Pensaram nos votos, esqueceram os compromissos

Fechamento das urnas no dia 5 anunciava uma mudança sensível na percepção do eleitor o como seu comportamento se daria daí por diante. Pouco adiantou. Nem os 43% dos votos contabilizados para o novato Comandante Moisés em São João Batista foi suficiente. Olhos vendados e as lideranças locais seguiram na tentativa de influenciar ou comandar votos, esquecendo de estabelecer as prioridades e compromissos para apresentar aos dois candidatos do segundo turno.

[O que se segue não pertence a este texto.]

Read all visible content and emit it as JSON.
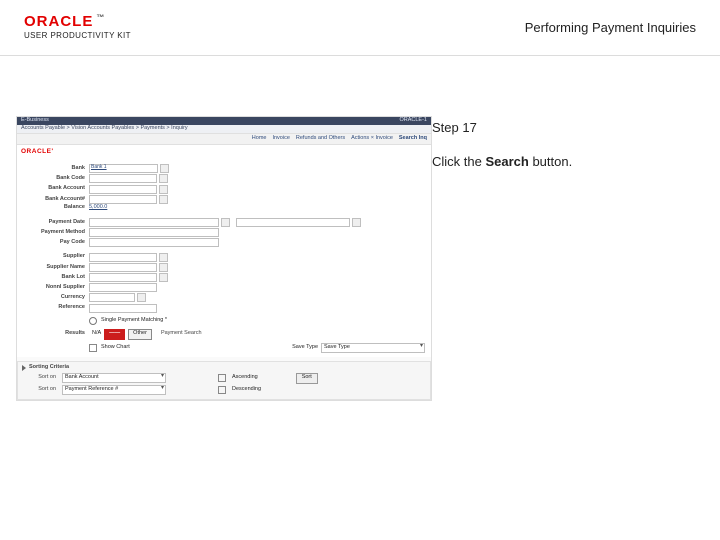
{
  "header": {
    "brand": "ORACLE",
    "brand_sub": "USER PRODUCTIVITY KIT",
    "topic": "Performing Payment Inquiries"
  },
  "instruction": {
    "step": "Step 17",
    "text_before": "Click the ",
    "bold": "Search",
    "text_after": " button."
  },
  "app": {
    "titlebar_left": "E-Business",
    "titlebar_right": "ORACLE-1",
    "crumb": "Accounts Payable  >  Vision Accounts Payables  >  Payments  >  Inquiry",
    "tabs": {
      "items": [
        "Home",
        "Invoice",
        "Refunds and Others",
        "Actions × Invoice"
      ],
      "active": "Search Inq"
    },
    "brand_mini": "ORACLE'",
    "fields": {
      "bank": {
        "label": "Bank",
        "value": "Bank 1"
      },
      "bank_code": {
        "label": "Bank Code"
      },
      "bank_account": {
        "label": "Bank Account"
      },
      "bank_account_no": {
        "label": "Bank Account#"
      },
      "balance": {
        "label": "Balance",
        "value": "5,000.0"
      },
      "payment_date": {
        "label": "Payment Date"
      },
      "payment_method": {
        "label": "Payment Method"
      },
      "pay_code": {
        "label": "Pay Code"
      },
      "supplier": {
        "label": "Supplier"
      },
      "supplier_name": {
        "label": "Supplier Name"
      },
      "bank_lot": {
        "label": "Bank Lot"
      },
      "nonnl_supplier": {
        "label": "Nonnl Supplier"
      },
      "currency": {
        "label": "Currency"
      },
      "reference": {
        "label": "Reference"
      }
    },
    "radio_label": "Single Payment Matching *",
    "results": {
      "label": "Results",
      "n_a": "N/A",
      "tab_current": "——",
      "tab_other": "Other",
      "right": "Payment Search"
    },
    "meta": {
      "show_chart": "Show Chart",
      "save_type_label": "Save Type",
      "save_type_value": "Save Type"
    },
    "sorting": {
      "title": "Sorting Criteria",
      "sort_label": "Sort on",
      "sort1": "Bank Account",
      "sort2": "Payment Reference #",
      "asc": "Ascending",
      "desc": "Descending",
      "action": "Sort"
    }
  }
}
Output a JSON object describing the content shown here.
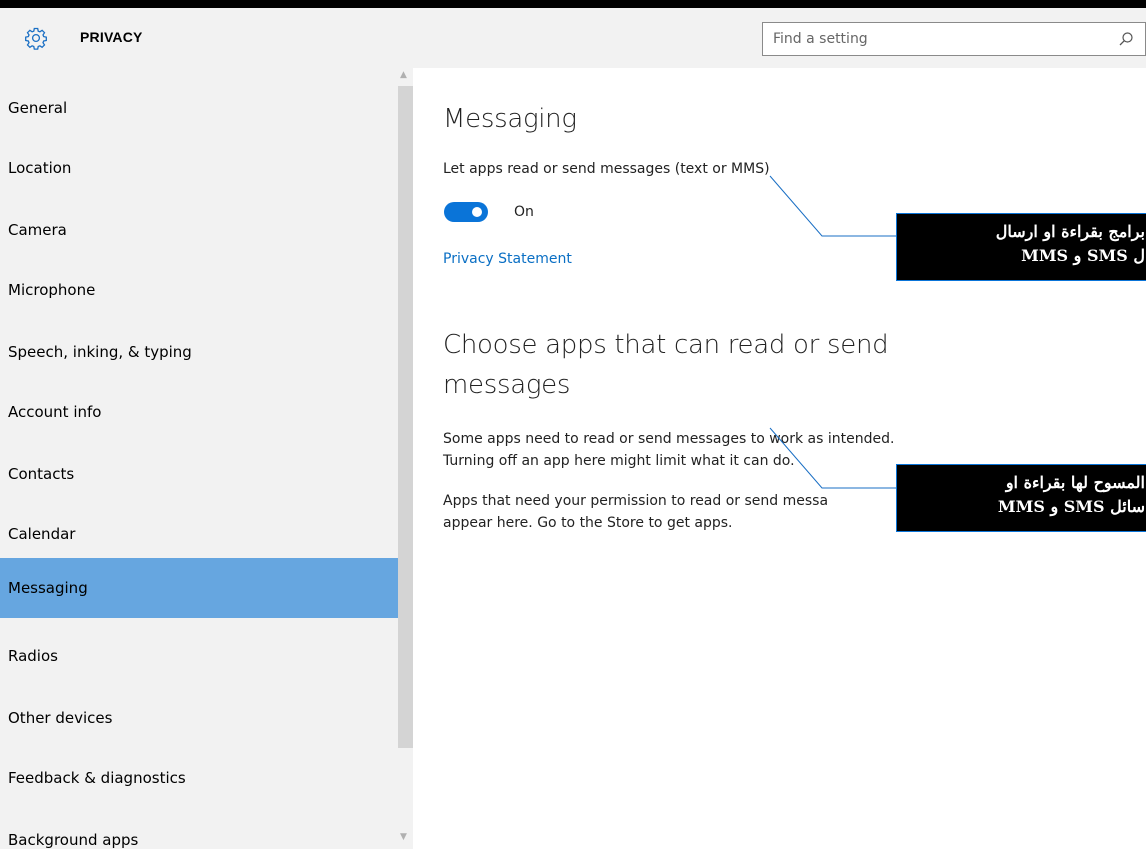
{
  "header": {
    "title": "PRIVACY",
    "search_placeholder": "Find a setting",
    "icon": "gear-icon",
    "search_icon": "search-icon"
  },
  "sidebar": {
    "items": [
      {
        "label": "General"
      },
      {
        "label": "Location"
      },
      {
        "label": "Camera"
      },
      {
        "label": "Microphone"
      },
      {
        "label": "Speech, inking, & typing"
      },
      {
        "label": "Account info"
      },
      {
        "label": "Contacts"
      },
      {
        "label": "Calendar"
      },
      {
        "label": "Messaging",
        "selected": true
      },
      {
        "label": "Radios"
      },
      {
        "label": "Other devices"
      },
      {
        "label": "Feedback & diagnostics"
      },
      {
        "label": "Background apps"
      }
    ],
    "selected_color": "#66a6e0"
  },
  "main": {
    "heading": "Messaging",
    "toggle_caption": "Let apps read or send messages (text or MMS)",
    "toggle_state": "On",
    "toggle_on": true,
    "privacy_link": "Privacy Statement",
    "section_heading_line1": "Choose apps that can read or send",
    "section_heading_line2": "messages",
    "description_line1": "Some apps need to read or send messages to work as intended.",
    "description_line2": "Turning off an app here might limit what it can do.",
    "info_line1": "Apps that need your permission to read or send messa",
    "info_line2": "appear here. Go to the Store to get apps."
  },
  "annotations": {
    "callout1_line1": "برامج بقراءة او ارسال",
    "callout1_line2": "ل SMS و MMS",
    "callout2_line1": "المسوح لها بقراءة او",
    "callout2_line2": "سائل SMS و MMS"
  },
  "colors": {
    "accent": "#0a74d8",
    "link": "#0a6fc4",
    "sidebar_bg": "#f2f2f2"
  }
}
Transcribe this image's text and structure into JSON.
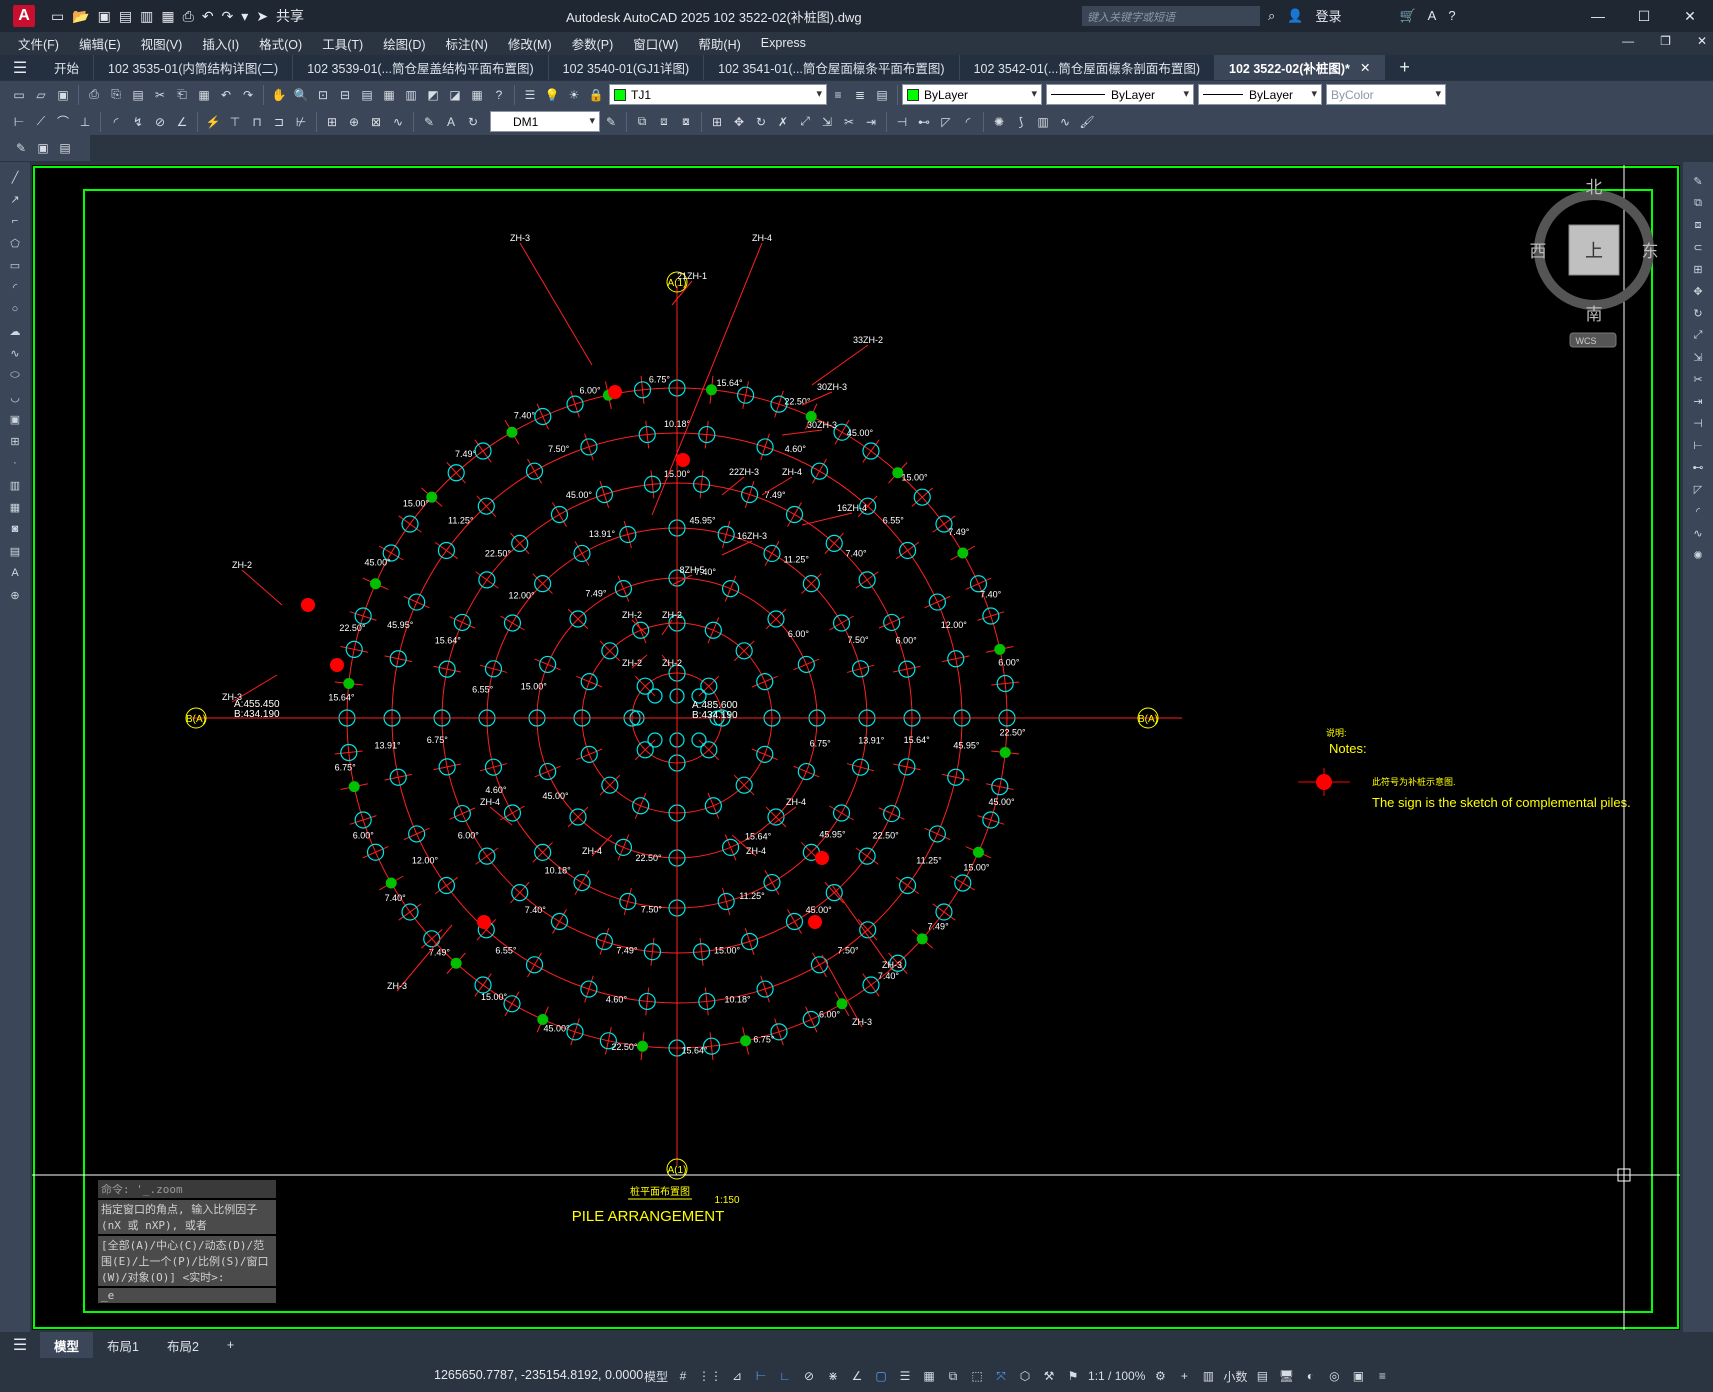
{
  "title": "Autodesk AutoCAD 2025    102 3522-02(补桩图).dwg",
  "app_logo": "A",
  "search_placeholder": "键入关键字或短语",
  "share_label": "共享",
  "login_label": "登录",
  "menu": [
    "文件(F)",
    "编辑(E)",
    "视图(V)",
    "插入(I)",
    "格式(O)",
    "工具(T)",
    "绘图(D)",
    "标注(N)",
    "修改(M)",
    "参数(P)",
    "窗口(W)",
    "帮助(H)",
    "Express"
  ],
  "doc_tabs": [
    {
      "label": "开始"
    },
    {
      "label": "102 3535-01(内筒结构详图(二)"
    },
    {
      "label": "102 3539-01(...筒仓屋盖结构平面布置图)"
    },
    {
      "label": "102 3540-01(GJ1详图)"
    },
    {
      "label": "102 3541-01(...筒仓屋面檩条平面布置图)"
    },
    {
      "label": "102 3542-01(...筒仓屋面檩条剖面布置图)"
    },
    {
      "label": "102 3522-02(补桩图)*"
    }
  ],
  "toolbar": {
    "layer": "TJ1",
    "color": "ByLayer",
    "linetype": "ByLayer",
    "lineweight": "ByLayer",
    "plotstyle": "ByColor",
    "dimstyle": "DM1"
  },
  "colors": {
    "frame": "#00ff00",
    "ring": "#ff2020",
    "pile": "#00e5e5",
    "text": "#ffffff",
    "yellow": "#ffff00",
    "mark": "#ff0000",
    "green_pile": "#00c000"
  },
  "drawing": {
    "axis_top": "A(1)",
    "axis_bottom": "A(1)",
    "axis_left": "B(A)",
    "axis_right": "B(A)",
    "coord_a": "A:455.450",
    "coord_b": "B:434.190",
    "center_a": "A:485.600",
    "center_b": "B:434.190",
    "labels": [
      "ZH-3",
      "ZH-4",
      "21ZH-1",
      "33ZH-2",
      "30ZH-3",
      "30ZH-3",
      "ZH-2",
      "ZH-3",
      "16ZH-4",
      "16ZH-3",
      "8ZH-5",
      "22ZH-3",
      "ZH-4",
      "ZH-2",
      "ZH-2",
      "ZH-2",
      "ZH-2",
      "ZH-3",
      "ZH-3",
      "ZH-3",
      "ZH-4",
      "ZH-4",
      "ZH-4",
      "ZH-4"
    ],
    "angles": [
      "6.00°",
      "12.00°",
      "6.75°",
      "13.91°",
      "15.64°",
      "45.95°",
      "22.50°",
      "11.25°",
      "45.00°",
      "7.50°",
      "15.00°",
      "10.18°",
      "7.49°",
      "4.60°",
      "7.40°",
      "6.55°"
    ],
    "notes_title_cn": "说明:",
    "notes_title": "Notes:",
    "notes_text_cn": "此符号为补桩示意图.",
    "notes_text": "The sign is the sketch of complemental piles.",
    "plan_title_cn": "桩平面布置图",
    "plan_scale": "1:150",
    "plan_title": "PILE ARRANGEMENT"
  },
  "viewcube": {
    "north": "北",
    "south": "南",
    "east": "东",
    "west": "西",
    "face": "上",
    "wcs": "WCS"
  },
  "command": {
    "line1": "命令: '_.zoom",
    "line2": "指定窗口的角点, 输入比例因子 (nX 或 nXP), 或者",
    "line3": "[全部(A)/中心(C)/动态(D)/范围(E)/上一个(P)/比例(S)/窗口(W)/对象(O)] <实时>:",
    "line4": "_e"
  },
  "layout_tabs": [
    "模型",
    "布局1",
    "布局2"
  ],
  "status": {
    "coords": "1265650.7787, -235154.8192, 0.0000",
    "model": "模型",
    "scale": "1:1 / 100%",
    "units": "小数"
  }
}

Sacudão das urnas, se confirmada a pesquisa Ibope, vai cobrar dos políticos uma análise de como estão tratando as cidades do Vale. Habituados a vassalagem de políticos da capital, bajulação em troca de cargos na estrutura do Governo ou da Assembleia, prefeitos, vices e vereadores negociavam votos a granel. Até aqui apresentavam, inclusive, metas de votação. Compromissos com as prioridades da região, em segundo plano.

Apesar de ter ampliado sua importância no contexto político catarinense, o conjunto de políticos no comando dos cinco municípios do Vale apenas se reuniram no momento em que perceberam que o candidato que reunia os interesses partidários deles estava em dificuldades eleitoral. E não foi para estabelecer as necessidades da comunidade e cobrar posturas, mas para voltar a retórica eleitoreira. Nada de SC-410, SC-108, Batalhão da PM, Posto da Policia Rodoviária, Estradas ou Hospitais.

Os dois candidatos assinaram compromissos com as principais regiões de Santa Catarina. Os esparsos assentimentos de Merisio e Moiséis para o Vale foram feitos através da imprensa. Em entrevista a Super FM o Comandante afirmou que deve trabalhar pelo Batalhão da PM e garantir a infraestrutura das rodovias. Já Merisio disse que Batalhão e Posto da Policia Rodoviária são irrelevantes e ligados apenas ao burocrático e administrativo. Para Tijucas, ao menos, foi conseguido o compromisso de ambos de não construir penitenciária na cidade.

São João Batista que garganteia estar entre as cidades com maior crescimento populacional de Santa Catarina, Tijucas que tem uma economia pujante e os cinco municípios que juntos somam mais de 70 mil eleitores não fazem valer sua força. Não entenderam a importância de garantir que as demandas do Vale sejam incluídas nas prioridades dos candidatos. Seguem trocando os compromissos com as cidades por cargos para meia dúzia de apadrinhadas em gabinetes. Insistem na mendicância por emendas ou rebarbas do orçamento.

Bolsonaro e Comandante Moisés colocam luz ao movimento de rechaço à classe política estabelecida e a forma com que tratam as questões públicas. Buraco no Tijipió segue lá, como prova. Para os políticos dos conchavos, cargos e interesses pessoais o recado está dado. Priorizar os compromissos com investimentos em infraestrutura, saúde, educação e defesa da economia local é imprescindível. A defesa dos interesses da população deve se sobrepor as paixões partidárias ou tendência. Se não ouvirem o gongo, em 2020 a onda esmaga o resto.